Roads -
An overview

The first routes used for overland travel were paths taken through the wild by Aborigines. The first recorded European overland expedition from Sydney to the Hunter Valley was in 1823 by a team led by Major Morrisett. That same year, Sydney was connected to Maitland through the development of Howe's Track. At this point overland travel was very rough and took a long time, and travel by ship was preferred.

Even after the Great Northern Road was finished, ships were still used to move passengers and export cargo. At this time roads were mainly used as stock routes. Roads did not become an effcient way of moving goods until improvements were made in the 1940's.

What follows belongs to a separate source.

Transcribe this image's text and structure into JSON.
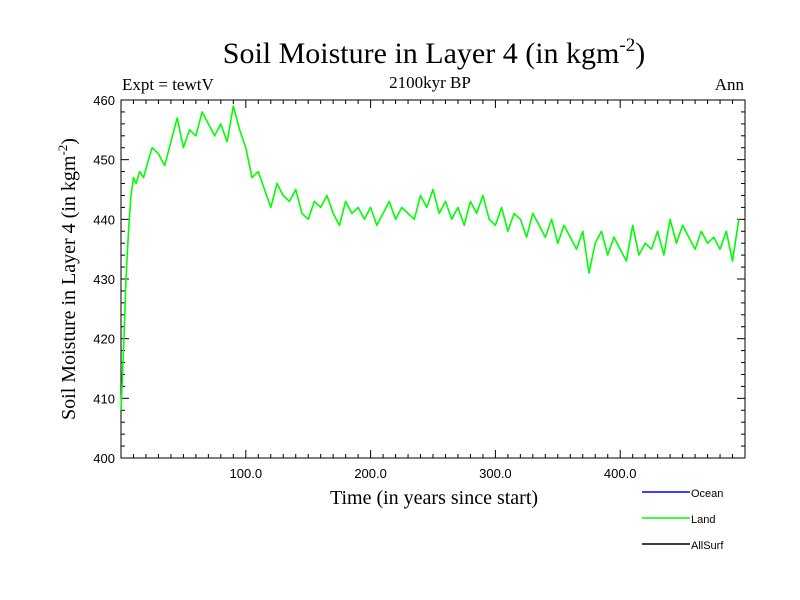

Within towns, roads were developed at a faster pace. In Newcastle, the first road was Watt Street, which originated from a path used to carry coal to cargo ships.

Illustration, 'New Bridge, West Maitland', artist unkown, c. 1830's, UoN Dr.John Turner collection.

Horses and horse-drawn carriages were a popular mode for shorter distance travel within the Hunter Valley until the 1930's and many roads and bridges were built to accommodate these.After the 1940's private motorcycles and automobiles were common. Motocycles were a cheap way to get around.

Once the roads and highways were established, some coal was transported by truck. This, however, failed as a viable option as fuel become more expensive and the roads became more crowded. Because of this, coal continued to be transported by rail.